Pour la Commission européenne « La dégradation persistante de la situation sur le marché du travail a affecté le système d’assurance chômage, au point de remettre en cause la viabilité du modèle. La nouvelle convention d’assurance chômage, qui est entrée en vigueur le 1er juillet 2014, est insuffisante pour réduire le déficit. Les différentes mesures mises en place ont permis d’économiser 0,3 milliard d’EUR en 2014. D’après les estimations, elles réduiront le déficit de 0,8 milliard d’EUR supplémentaire en 2015, le faisant passer de 5,2 milliards d’EUR à 4,4 milliards d’EUR, et la dette du système augmenterait encore pour s’élever à 25,9 milliards d’EUR. Des mesures structurelles sont nécessaires pour garantir la viabilité du système. Les conditions d’éligibilité, la dégressivité des allocations et les taux de remplacement pour les salaires les plus élevés devraient être réexaminés. »
Tout le monde aura compris que « réexaminer » la dégressivité des allocations chômage et les taux de remplacement signifie les abaisser.

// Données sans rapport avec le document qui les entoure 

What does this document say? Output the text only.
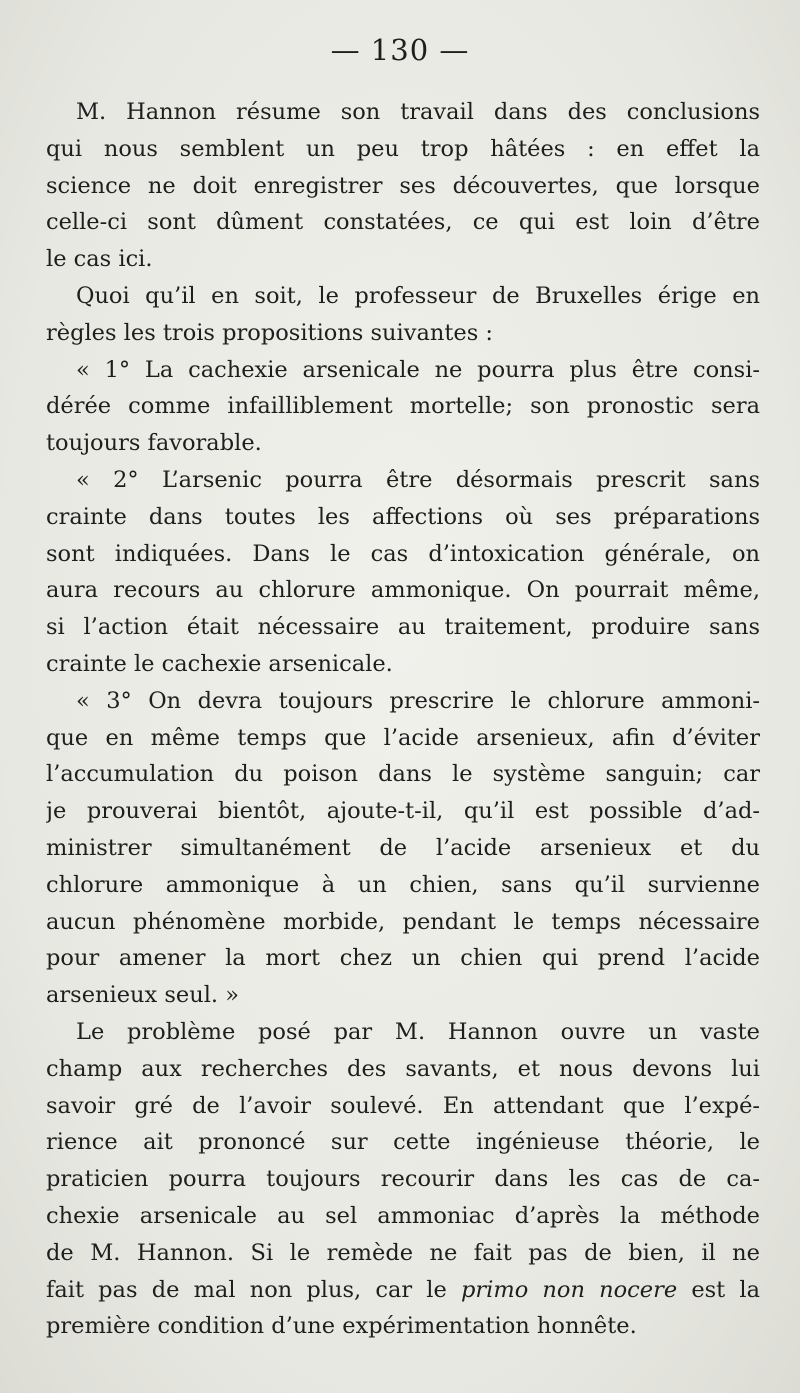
— 130 —
M. Hannon résume son travail dans des conclusions
qui nous semblent un peu trop hâtées : en effet la
science ne doit enregistrer ses découvertes, que lorsque
celle-ci sont dûment constatées, ce qui est loin d’être
le cas ici.
Quoi qu’il en soit, le professeur de Bruxelles érige en
règles les trois propositions suivantes :
« 1° La cachexie arsenicale ne pourra plus être consi-
dérée comme infailliblement mortelle; son pronostic sera
toujours favorable.
« 2° L’arsenic pourra être désormais prescrit sans
crainte dans toutes les affections où ses préparations
sont indiquées. Dans le cas d’intoxication générale, on
aura recours au chlorure ammonique. On pourrait même,
si l’action était nécessaire au traitement, produire sans
crainte le cachexie arsenicale.
« 3° On devra toujours prescrire le chlorure ammoni-
que en même temps que l’acide arsenieux, afin d’éviter
l’accumulation du poison dans le système sanguin; car
je prouverai bientôt, ajoute-t-il, qu’il est possible d’ad-
ministrer simultanément de l’acide arsenieux et du
chlorure ammonique à un chien, sans qu’il survienne
aucun phénomène morbide, pendant le temps nécessaire
pour amener la mort chez un chien qui prend l’acide
arsenieux seul. »
Le problème posé par M. Hannon ouvre un vaste
champ aux recherches des savants, et nous devons lui
savoir gré de l’avoir soulevé. En attendant que l’expé-
rience ait prononcé sur cette ingénieuse théorie, le
praticien pourra toujours recourir dans les cas de ca-
chexie arsenicale au sel ammoniac d’après la méthode
de M. Hannon. Si le remède ne fait pas de bien, il ne
fait pas de mal non plus, car le primo non nocere est la
première condition d’une expérimentation honnête.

Tout ceci converge dans les recommandations n°2 et n°3 :

2.- à accentuer les efforts visant à rendre efficace la revue des dépenses et à recenser les possibilités d’économies dans tous les sous-secteurs des administrations publiques, et notamment aux niveaux de la sécurité sociale et des collectivités locales ; à prendre des mesures pour limiter l’augmentation des dépenses de fonctionnement des collectivités locales ; à prendre des mesures supplémentaires d’ici à mars 2016 pour ramener le système de retraite à l’équilibre, notamment en s’assurant que la situation financière des régimes de retraite complémentaire soit viable à long terme ;

3.- à maintenir les réductions du coût du travail découlant du crédit d’impôt pour la compétitivité et l’emploi et du pacte de responsabilité et de solidarité, notamment en les mettant en œuvre comme prévu en 2016 ; à évaluer l’efficacité de ces dispositifs en tenant compte des rigidités du marché du travail et du marché des produits ; à réformer, en concertation avec les partenaires sociaux et conformément aux pratiques nationales, le système de formation des salaires pour que ceux-ci évoluent au même rythme que la productivité ; à veiller à ce que les évolutions du salaire minimum soient compatibles avec les objectifs de promotion de l’emploi et de la compétitivité ;

L’Union européenne impose des politiques d’austérité (notamment des « réformes structurelles du marché du travail ») qui consistent à affaiblir les droits et les protections des salariés face aux risques sociaux. L’exemple emblématique est celui de la Grèce avec un double résultat : très positif pour les créanciers qui ont recouvré leurs capitaux avec profits ; très négatif pour la population qui est frappée d’un recul social invraisemblable. Ces politiques empêchent la reprise de l’emploi et, à terme, le remboursement lui-même de la dette publique.

L’euro interdit l’ajustement des monnaies par le taux de change et impose la « compétitivité » par la baisse des salaires et la dérèglementation du travail, c’est-à-dire une concurrence acharnée entre pays, dont les salariés font les frais, alors que l’UE avait pour ambition affichée la coopération. La lutte contre la loi El Khomri, pour être victorieuse, doit intégrer la nécessité absolue de sortir de l’euro et de l’Union européenne, unilatéralement et sans préavis.